The average age of a family (father, mother and children) is $18$. If the father, who is $38$ years old, is not included, then the new average would be $14$. Find the number of children in the family.

The sum of $N$ positive integers (not necessarily distinct) is $20$. The sum of the three smallest of these numbers is $5$. The sum of the three largest of these numbers is $7$. Find $N$.

There is a list of twelve numbers. The first number is $1$, the last number is $12$, and each of the other numbers is one more than the average of its two neighbors. For example, the two neighbors of $b$ are $a$ and $c$. What is the largest number in the list? $$\underset{a}{1}\;,\;\underset{b}{\text{___}}\;,\;\underset{c}{\text{___}}\;,\;\underset{d}{\text{___}}\;,\;\underset{e}{\text{___}}\;,\;\underset{f}{\text{___}}\;,\;\underset{g}{\text{___}}\;,\;\underset{h}{\text{___}}\;,\;\underset{i}{\text{___}}\;,\;\underset{j}{\text{___}}\;,\;\underset{k}{\text{___}}\;,\;\underset{l}{12}\;$$

The median of a set of five positive integers, is one more than the mode, and one less than the mean.

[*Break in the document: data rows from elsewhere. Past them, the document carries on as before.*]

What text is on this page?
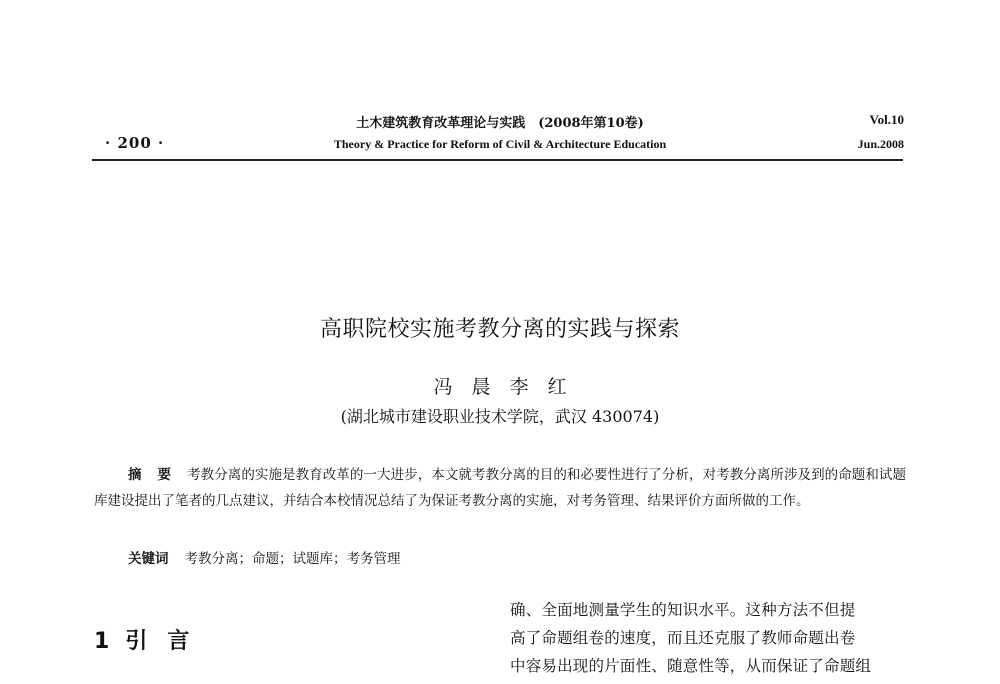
· 200 ·
土木建筑教育改革理论与实践　(2008年第10卷)
Theory & Practice for Reform of Civil & Architecture Education
Vol.10
Jun.2008
高职院校实施考教分离的实践与探索
冯　晨　李　红
(湖北城市建设职业技术学院，武汉 430074)
摘要考教分离的实施是教育改革的一大进步，本文就考教分离的目的和必要性进行了分析，对考教分离所涉及到的命题和试题库建设提出了笔者的几点建议，并结合本校情况总结了为保证考教分离的实施，对考务管理、结果评价方面所做的工作。
关键词 考教分离；命题；试题库；考务管理
1 引言
确、全面地测量学生的知识水平。这种方法不但提
高了命题组卷的速度，而且还克服了教师命题出卷
中容易出现的片面性、随意性等，从而保证了命题组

What is the largest possible value of the range of the five integers?

There are two boxes, each of which initially contained three jewels.
One day, Jem decided to move her favourite jewel from the small box to the large box. This increased the mean value of the jewels in the small box by $\$100$. To her surprise, this also increased the mean value of the jewels in the large box by $\$100$.
If her favourite jewel is worth $\$500$, what is the total value of all six of Jem’s jewels?

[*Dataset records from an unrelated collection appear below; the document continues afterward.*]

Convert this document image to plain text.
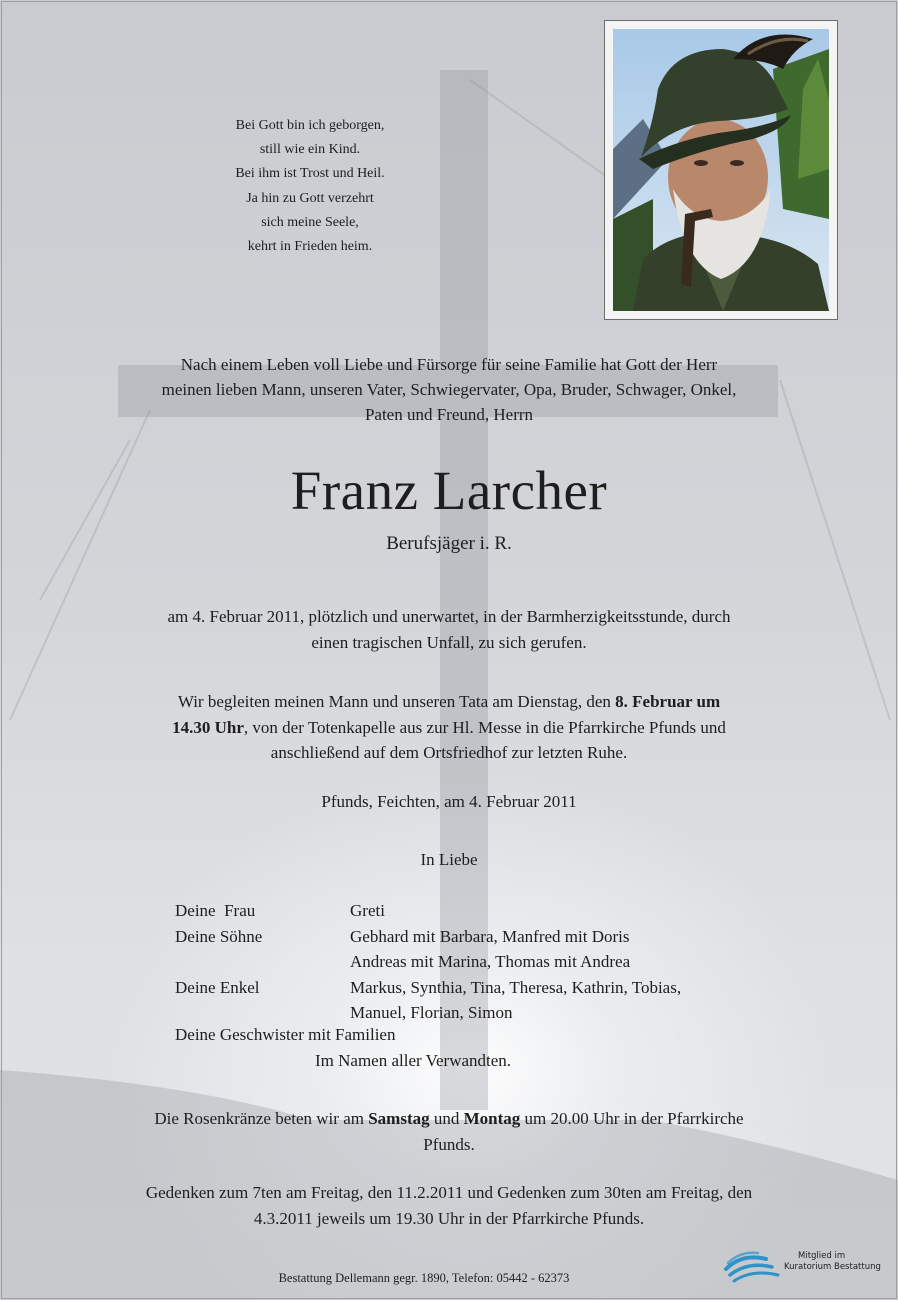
Bei Gott bin ich geborgen,
still wie ein Kind.
Bei ihm ist Trost und Heil.
Ja hin zu Gott verzehrt
sich meine Seele,
kehrt in Frieden heim.
Nach einem Leben voll Liebe und Fürsorge für seine Familie hat Gott der Herr
meinen lieben Mann, unseren Vater, Schwiegervater, Opa, Bruder, Schwager, Onkel,
Paten und Freund, Herrn
Franz Larcher
Berufsjäger i. R.
am 4. Februar 2011, plötzlich und unerwartet, in der Barmherzigkeitsstunde, durch
einen tragischen Unfall, zu sich gerufen.
Wir begleiten meinen Mann und unseren Tata am Dienstag, den 8. Februar um
14.30 Uhr, von der Totenkapelle aus zur Hl. Messe in die Pfarrkirche Pfunds und
anschließend auf dem Ortsfriedhof zur letzten Ruhe.
Pfunds, Feichten, am 4. Februar 2011
In Liebe
Deine  Frau
Deine Söhne

Deine Enkel
Greti
Gebhard mit Barbara, Manfred mit Doris
Andreas mit Marina, Thomas mit Andrea
Markus, Synthia, Tina, Theresa, Kathrin, Tobias,
Manuel, Florian, Simon
Deine Geschwister mit Familien
Im Namen aller Verwandten.
Die Rosenkränze beten wir am Samstag und Montag um 20.00 Uhr in der Pfarrkirche
Pfunds.
Gedenken zum 7ten am Freitag, den 11.2.2011 und Gedenken zum 30ten am Freitag, den
4.3.2011 jeweils um 19.30 Uhr in der Pfarrkirche Pfunds.
Bestattung Dellemann gegr. 1890, Telefon: 05442 - 62373
Mitglied im
Kuratorium Bestattung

Jane and Mitzi have both done the same number of tests this semester and they both have the same mean mark.

They do one more test.
Jane scores $89$ and her mean score increases to $68$.
Mitzi scores $57$ and her mean score decreases to $64$.
Find the final number of tests taken by each student.

What is the median of the following list of 4040 numbers? $$1, 2, 3, …, 2020, 1^2, 2^2, 3^2, …, 2020^2$$ (AMC10A 2020)

What is the sum of all real numbers $x$ for which the median of the numbers $4, 6, 8, 17,$ and $x$ is equal to the mean of those 5 numbers?
(AMC10B 2019)

Andre writes down five positive integers. The unique mode of these integers is $2$ greater than their median, and the median is $2$ greater than their arithmetic mean. What is the least possible value for the mode?
(AMC10B 2022)

A student in Mr. Ito’s class has a binder with 25 worksheets. The first worksheet is labeled “page 1” and “page 2”, the second sheet is labeled “page 3” and “page 4”, and so on. One day, the student finds their binder with some pages from the middle missing. They discover that consecutive worksheets from the binder were taken and that the mean of the page numbers on all remaining sheets is 19. How many sheets were taken?